The iPhone “holy crap!” moment

I figured that would be a couple months and/or the release of Leopard before we would begin seeing some truly impressive uses of the iPhone. Er… try a week and a half. Telekinesis is a remote access app for the iPhone. It’s a super early alpha release, but, well… holy crap! This make my wish for a iPhone terminal app somewhat redundant.

iphone_telekinesisremote.jpg
Photo via tonx on Flickr.

Would you like to play a game?

Following on from the previous post about hobby World War III, I have to admit that WarGames is one of the few things I consider to be capital-GS Geek Scripture. I can’t think of anything more custom designed (computer hacking, nuclear war, Ally Sheedy, cranky scientist hermit, pranking the government, victory via brains instead of strength) to laser beam into my 18 year old reptile brain. Certainly meant much more to me in 1983 than the end of Star Wars.

Anyway, I’ve always wanted to play Global Thermonuclear War and twenty-four years later, I finally can.
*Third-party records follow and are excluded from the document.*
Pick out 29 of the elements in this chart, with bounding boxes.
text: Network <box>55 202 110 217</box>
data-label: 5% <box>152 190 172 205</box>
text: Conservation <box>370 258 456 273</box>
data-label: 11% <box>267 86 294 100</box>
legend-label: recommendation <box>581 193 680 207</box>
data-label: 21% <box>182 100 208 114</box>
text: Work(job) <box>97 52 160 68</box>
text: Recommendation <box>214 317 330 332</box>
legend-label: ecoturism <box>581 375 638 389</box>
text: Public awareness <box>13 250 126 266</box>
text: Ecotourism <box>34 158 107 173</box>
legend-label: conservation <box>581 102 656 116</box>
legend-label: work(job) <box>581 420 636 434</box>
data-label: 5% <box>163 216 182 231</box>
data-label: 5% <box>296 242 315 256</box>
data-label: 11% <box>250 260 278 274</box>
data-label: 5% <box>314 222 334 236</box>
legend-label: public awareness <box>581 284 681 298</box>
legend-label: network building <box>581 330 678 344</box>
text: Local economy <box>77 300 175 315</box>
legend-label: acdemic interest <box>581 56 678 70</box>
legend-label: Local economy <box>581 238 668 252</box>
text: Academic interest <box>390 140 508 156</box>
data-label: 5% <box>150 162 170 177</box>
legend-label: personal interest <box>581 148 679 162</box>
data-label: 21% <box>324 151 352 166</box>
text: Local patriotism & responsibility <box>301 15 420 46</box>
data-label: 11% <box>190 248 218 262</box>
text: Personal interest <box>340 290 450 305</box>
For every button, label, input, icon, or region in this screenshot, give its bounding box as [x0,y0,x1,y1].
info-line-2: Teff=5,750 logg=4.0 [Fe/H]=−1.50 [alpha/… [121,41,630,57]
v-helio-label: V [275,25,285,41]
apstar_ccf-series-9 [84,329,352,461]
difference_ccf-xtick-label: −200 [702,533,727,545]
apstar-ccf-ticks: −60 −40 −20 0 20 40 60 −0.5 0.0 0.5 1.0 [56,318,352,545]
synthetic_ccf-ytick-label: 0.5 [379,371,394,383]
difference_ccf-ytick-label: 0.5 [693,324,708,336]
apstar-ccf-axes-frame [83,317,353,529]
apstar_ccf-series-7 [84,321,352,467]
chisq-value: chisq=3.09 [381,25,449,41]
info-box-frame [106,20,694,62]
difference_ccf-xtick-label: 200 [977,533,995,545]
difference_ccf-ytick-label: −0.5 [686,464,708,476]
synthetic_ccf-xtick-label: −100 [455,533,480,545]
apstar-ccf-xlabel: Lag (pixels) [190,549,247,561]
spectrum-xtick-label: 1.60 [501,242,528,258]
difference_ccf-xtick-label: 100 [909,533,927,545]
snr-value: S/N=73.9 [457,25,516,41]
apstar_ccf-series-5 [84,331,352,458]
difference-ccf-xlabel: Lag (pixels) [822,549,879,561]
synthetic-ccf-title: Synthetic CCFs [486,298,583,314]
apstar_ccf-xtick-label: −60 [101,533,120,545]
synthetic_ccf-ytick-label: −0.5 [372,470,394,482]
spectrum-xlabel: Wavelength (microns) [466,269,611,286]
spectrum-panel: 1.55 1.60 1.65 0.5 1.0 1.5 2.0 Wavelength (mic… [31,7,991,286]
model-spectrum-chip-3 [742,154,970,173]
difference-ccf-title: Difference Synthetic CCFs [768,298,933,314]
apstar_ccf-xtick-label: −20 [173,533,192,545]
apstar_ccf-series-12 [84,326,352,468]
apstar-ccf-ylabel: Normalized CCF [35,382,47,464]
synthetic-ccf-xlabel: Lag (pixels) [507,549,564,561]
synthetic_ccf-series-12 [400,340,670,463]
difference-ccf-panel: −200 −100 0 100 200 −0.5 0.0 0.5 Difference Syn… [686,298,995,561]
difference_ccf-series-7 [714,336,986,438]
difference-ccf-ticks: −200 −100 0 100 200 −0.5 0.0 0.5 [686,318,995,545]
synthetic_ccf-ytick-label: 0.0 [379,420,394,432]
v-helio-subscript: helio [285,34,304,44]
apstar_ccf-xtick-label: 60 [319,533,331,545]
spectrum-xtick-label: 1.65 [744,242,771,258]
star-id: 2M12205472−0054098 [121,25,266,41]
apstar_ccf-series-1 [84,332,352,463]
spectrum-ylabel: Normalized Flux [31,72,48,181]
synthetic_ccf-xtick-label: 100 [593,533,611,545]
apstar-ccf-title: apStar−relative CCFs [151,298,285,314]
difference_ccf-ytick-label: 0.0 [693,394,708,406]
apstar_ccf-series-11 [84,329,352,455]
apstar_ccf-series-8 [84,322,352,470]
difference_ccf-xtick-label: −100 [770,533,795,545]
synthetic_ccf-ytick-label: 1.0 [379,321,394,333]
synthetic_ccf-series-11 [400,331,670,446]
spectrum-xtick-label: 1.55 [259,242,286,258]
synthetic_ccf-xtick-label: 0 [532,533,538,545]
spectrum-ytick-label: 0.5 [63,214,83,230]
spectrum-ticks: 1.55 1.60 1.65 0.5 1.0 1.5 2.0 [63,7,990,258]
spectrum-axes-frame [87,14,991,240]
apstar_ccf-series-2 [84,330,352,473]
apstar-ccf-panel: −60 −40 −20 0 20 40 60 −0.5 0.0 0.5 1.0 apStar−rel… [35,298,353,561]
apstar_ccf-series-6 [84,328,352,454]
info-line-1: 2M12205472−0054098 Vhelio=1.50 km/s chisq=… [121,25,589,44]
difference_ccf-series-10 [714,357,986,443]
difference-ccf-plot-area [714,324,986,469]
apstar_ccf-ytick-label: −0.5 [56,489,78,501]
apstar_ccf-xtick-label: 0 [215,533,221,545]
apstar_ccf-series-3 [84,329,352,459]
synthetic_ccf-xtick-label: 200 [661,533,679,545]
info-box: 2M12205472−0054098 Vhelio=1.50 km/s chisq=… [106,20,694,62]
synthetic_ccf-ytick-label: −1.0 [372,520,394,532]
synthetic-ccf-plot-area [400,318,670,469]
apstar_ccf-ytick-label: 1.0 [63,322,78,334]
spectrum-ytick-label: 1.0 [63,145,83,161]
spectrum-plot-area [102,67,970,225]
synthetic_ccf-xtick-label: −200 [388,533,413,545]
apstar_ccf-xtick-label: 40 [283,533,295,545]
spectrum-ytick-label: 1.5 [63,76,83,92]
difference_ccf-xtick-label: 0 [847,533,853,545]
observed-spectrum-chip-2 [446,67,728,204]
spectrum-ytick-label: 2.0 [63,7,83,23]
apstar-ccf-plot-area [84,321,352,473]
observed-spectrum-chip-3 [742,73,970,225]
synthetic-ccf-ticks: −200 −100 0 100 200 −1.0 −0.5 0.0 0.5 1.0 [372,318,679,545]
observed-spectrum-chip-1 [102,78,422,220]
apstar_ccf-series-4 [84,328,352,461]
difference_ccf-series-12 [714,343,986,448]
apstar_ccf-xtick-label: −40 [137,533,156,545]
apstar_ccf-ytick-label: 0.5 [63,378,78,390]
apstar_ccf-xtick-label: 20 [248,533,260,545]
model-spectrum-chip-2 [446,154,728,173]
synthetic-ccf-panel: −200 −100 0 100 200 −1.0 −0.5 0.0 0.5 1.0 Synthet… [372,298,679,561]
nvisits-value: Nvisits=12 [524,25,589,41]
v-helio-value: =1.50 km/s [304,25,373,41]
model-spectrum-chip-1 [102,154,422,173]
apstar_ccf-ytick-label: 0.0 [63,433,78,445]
Thanks for the port Ambrosia Software. It’s the first game that’s held my attention since the days of Diablo II and can be relatively quick enough to play during a lunch break from work.

Here’s a screenshot (it’s the Big Board!) for Jonson, as South America is about to get pounded by the Imperialist Yanqui Pig-Dogs.

DEFCON

Encoding geotags in pictures

Finally, it appears that we’re closing in on a universal (a.k.a. GPS-optional) solution to embed geographic information in photo EXIF tags. It’s courtesy of the oddly named HoudahGeo which can read in GPS track files or bring up a Google Map chooser and then write out the proper EXIF tags into the files. I have hundreds of photos that I’ve scanned that have no geotags and I want to be able to embed the tags directly in the photos instead of relying on Flickr’s after-the-fact geocoding tools.

Of course, there’s the usual caveats. You have to insert the tags before you import the photos into your iPhoto library and if you want Flickr to recognize your EXIF location data you need to change your Flickr permission settings. But even with the early beta 4 of HoudahGeo, it worked!

And remember, if you go to the Sierra Vista swap meet, leave your sidearms at home.

No sidearms at the Sierra Vista swap meet

One more phone post

I couldn’t let this screamingly hilarious quote from Cingular exec Glenn Lurie go by without comment…

While “there are bad guys out there that unlock phones,” Lurie said, Apple and Cingular are taking unspecified steps to make the phone more difficult to unlock and use on other GSM carriers in the US.

Bad guys like, oh, Nokia who sell unlocked phones directly. I’m still convinced that in the medium-to-long term Cingular will end up being the overall loser.